If you examine most of the Phase 1 movies, or in fact most of the MCU origin films you will see that most everything in them is built around and flows from the central character. Captain America the First Avenger might use Asgardian technology as a plot device, but fundamentally the movie revolves around Steve Rogers and everything is first and foremost connected to him. Same thing with Thor 2011 and Iron Man 2008 and Doctor Strange 2016.
The Spider-Man films have been this weird exception to the rule as Spider-Man himself and his world has to a very large extent revolved around other characters or the wider MCU, typically Iron Man or Iron Man associated elements. Case in point both of his villains’ have been designed as dark reflections of Iron Man and their motivates stemming from him, their ultimate plan revolving around the acquiring of his technology. If MCU Kraven is a Wakandan and uses Wakandan technology, and presumably will be motivated due to factors connected to Wakanda, we might be not be usuing Iron Man elements but the underlying problem would remain the same.
It’s Spider-Man’s characters and Spider-Man’s world essentially filtered through the lens of the MCU rather than organically integrated  within the MCU. It is allowing the MCU to lead and dictate the character and his world rather than reconciling the creative integrity of the latter within the pre-established world of the MCU.
*A fact likely established either because the Chameleon was Russian recruited Kraven and/or in the 1960s Russian was shorthand for villain.
**I should also note that DeMatteis explained that the source of Kraven’s powers alter retarded his aging hence he could look so young in spite of being born before 1917. This was revealed alongside the fact his origins date back to 1917.  
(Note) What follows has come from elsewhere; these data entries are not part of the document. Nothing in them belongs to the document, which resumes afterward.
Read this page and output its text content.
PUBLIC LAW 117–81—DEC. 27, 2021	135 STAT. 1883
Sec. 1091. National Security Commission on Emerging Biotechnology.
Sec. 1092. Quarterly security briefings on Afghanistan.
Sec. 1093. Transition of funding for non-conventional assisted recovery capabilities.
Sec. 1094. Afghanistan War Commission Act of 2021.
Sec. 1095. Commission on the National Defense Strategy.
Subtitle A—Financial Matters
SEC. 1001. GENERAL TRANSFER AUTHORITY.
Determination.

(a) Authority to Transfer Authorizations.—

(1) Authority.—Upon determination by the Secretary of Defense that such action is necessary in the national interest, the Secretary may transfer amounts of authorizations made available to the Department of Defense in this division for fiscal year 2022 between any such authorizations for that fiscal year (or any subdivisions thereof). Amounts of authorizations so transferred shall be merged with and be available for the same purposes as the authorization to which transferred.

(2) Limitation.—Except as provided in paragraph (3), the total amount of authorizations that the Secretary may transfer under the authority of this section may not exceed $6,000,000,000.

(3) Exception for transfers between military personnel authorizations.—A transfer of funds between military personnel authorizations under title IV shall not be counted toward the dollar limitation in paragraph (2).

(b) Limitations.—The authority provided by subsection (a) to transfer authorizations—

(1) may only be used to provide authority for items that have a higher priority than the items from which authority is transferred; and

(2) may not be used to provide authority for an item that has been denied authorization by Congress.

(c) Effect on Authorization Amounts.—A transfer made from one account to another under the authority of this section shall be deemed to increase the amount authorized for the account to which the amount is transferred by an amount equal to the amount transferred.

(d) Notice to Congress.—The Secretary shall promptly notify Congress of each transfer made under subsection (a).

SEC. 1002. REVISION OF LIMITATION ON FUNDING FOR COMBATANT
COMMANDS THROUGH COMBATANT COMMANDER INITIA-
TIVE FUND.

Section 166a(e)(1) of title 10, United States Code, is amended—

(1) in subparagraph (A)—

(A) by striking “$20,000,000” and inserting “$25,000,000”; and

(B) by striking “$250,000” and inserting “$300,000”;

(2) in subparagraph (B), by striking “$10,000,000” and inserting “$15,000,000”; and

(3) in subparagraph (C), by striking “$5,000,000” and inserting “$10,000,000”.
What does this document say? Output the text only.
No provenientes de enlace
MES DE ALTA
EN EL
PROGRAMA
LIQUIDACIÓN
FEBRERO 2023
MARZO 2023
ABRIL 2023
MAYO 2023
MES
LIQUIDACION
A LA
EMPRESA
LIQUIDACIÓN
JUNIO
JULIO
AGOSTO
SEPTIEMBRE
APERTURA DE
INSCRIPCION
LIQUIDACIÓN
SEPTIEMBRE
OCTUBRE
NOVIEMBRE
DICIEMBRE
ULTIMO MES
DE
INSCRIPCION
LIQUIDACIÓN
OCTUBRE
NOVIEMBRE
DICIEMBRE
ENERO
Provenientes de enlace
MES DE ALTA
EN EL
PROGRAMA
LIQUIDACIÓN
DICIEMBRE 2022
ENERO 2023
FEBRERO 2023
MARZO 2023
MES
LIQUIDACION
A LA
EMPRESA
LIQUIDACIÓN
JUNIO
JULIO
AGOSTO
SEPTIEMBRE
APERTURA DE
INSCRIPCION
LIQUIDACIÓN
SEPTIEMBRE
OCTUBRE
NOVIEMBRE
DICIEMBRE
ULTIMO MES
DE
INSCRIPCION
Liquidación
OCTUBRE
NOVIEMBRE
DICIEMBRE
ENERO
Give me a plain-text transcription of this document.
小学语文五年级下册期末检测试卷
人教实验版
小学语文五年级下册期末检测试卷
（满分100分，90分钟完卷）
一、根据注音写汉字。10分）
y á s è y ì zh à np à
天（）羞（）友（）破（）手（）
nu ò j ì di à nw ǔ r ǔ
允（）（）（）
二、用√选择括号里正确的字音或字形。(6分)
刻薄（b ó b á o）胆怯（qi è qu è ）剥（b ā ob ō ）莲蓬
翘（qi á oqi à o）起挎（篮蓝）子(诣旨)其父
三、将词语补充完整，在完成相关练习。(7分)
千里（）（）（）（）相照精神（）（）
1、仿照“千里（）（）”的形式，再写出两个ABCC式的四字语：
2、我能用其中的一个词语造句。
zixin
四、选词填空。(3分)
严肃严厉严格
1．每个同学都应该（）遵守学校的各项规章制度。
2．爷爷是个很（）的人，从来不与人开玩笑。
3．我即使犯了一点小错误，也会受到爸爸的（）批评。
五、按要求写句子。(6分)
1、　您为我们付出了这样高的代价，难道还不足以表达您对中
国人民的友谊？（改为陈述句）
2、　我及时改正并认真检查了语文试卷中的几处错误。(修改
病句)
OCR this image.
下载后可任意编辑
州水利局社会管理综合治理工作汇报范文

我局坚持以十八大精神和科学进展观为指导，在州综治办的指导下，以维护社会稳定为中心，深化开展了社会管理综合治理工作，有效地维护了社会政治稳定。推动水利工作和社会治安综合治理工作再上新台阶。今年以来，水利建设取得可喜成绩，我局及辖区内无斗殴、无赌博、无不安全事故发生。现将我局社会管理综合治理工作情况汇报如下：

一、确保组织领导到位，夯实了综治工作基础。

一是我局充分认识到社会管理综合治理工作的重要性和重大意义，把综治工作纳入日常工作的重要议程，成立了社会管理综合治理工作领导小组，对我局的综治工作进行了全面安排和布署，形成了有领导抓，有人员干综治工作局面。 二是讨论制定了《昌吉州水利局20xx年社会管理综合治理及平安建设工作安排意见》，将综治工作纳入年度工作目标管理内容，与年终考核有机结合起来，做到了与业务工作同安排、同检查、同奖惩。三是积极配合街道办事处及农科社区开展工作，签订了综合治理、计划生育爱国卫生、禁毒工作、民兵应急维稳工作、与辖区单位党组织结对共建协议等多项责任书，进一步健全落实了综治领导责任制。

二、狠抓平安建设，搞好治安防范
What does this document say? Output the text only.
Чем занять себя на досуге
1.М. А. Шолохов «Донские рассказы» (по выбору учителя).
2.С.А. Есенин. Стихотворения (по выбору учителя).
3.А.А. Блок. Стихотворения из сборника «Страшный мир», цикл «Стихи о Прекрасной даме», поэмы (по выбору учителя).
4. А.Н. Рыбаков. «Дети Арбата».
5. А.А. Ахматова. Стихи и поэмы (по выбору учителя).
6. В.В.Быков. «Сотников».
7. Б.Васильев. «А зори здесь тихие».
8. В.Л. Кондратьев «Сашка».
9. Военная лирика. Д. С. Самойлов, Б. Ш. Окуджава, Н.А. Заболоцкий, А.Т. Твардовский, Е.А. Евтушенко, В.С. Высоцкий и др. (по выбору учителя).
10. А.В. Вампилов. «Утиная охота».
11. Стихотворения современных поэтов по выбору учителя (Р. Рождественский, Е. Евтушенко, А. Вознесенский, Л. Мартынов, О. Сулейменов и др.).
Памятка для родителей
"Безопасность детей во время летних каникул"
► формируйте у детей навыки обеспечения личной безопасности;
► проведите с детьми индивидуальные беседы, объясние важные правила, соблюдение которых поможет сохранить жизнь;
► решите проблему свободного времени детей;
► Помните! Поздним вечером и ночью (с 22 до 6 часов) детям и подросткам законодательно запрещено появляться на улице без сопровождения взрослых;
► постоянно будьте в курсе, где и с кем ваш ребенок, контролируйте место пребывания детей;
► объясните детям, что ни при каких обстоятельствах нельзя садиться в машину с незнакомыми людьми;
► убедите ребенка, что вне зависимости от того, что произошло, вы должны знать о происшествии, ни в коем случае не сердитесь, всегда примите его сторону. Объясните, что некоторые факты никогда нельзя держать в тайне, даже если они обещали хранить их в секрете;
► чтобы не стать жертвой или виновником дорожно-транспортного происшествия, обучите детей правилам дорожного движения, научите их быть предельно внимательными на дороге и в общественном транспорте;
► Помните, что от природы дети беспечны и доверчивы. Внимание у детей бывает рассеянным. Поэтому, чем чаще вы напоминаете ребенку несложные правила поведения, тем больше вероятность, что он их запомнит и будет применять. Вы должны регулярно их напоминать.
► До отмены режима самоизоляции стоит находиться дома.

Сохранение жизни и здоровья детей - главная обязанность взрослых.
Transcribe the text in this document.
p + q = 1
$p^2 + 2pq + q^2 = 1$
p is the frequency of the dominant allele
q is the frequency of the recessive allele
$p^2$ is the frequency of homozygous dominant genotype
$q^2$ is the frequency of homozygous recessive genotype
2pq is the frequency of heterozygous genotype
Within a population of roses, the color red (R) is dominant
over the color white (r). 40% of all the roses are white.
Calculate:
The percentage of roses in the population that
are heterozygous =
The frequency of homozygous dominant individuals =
***I’d also add that his dynamic with the Chameleon, already established in the MCU with an Eastern European flavour, (though his skillset means you need not be constrained by that) would be inherently different (and inherently lesser frankly) if he is neither Kraven’s brother nor his lower class punching bag. So far in the MCU (and Black Panther fans will need to tell me if this is also true in the comics) apart from the royal family there doesn’t seem to be a class system in Wakanda wherein there is anything akin to an aristocracy. One might even argue the lack of one would fit with the notion of it being so advanced.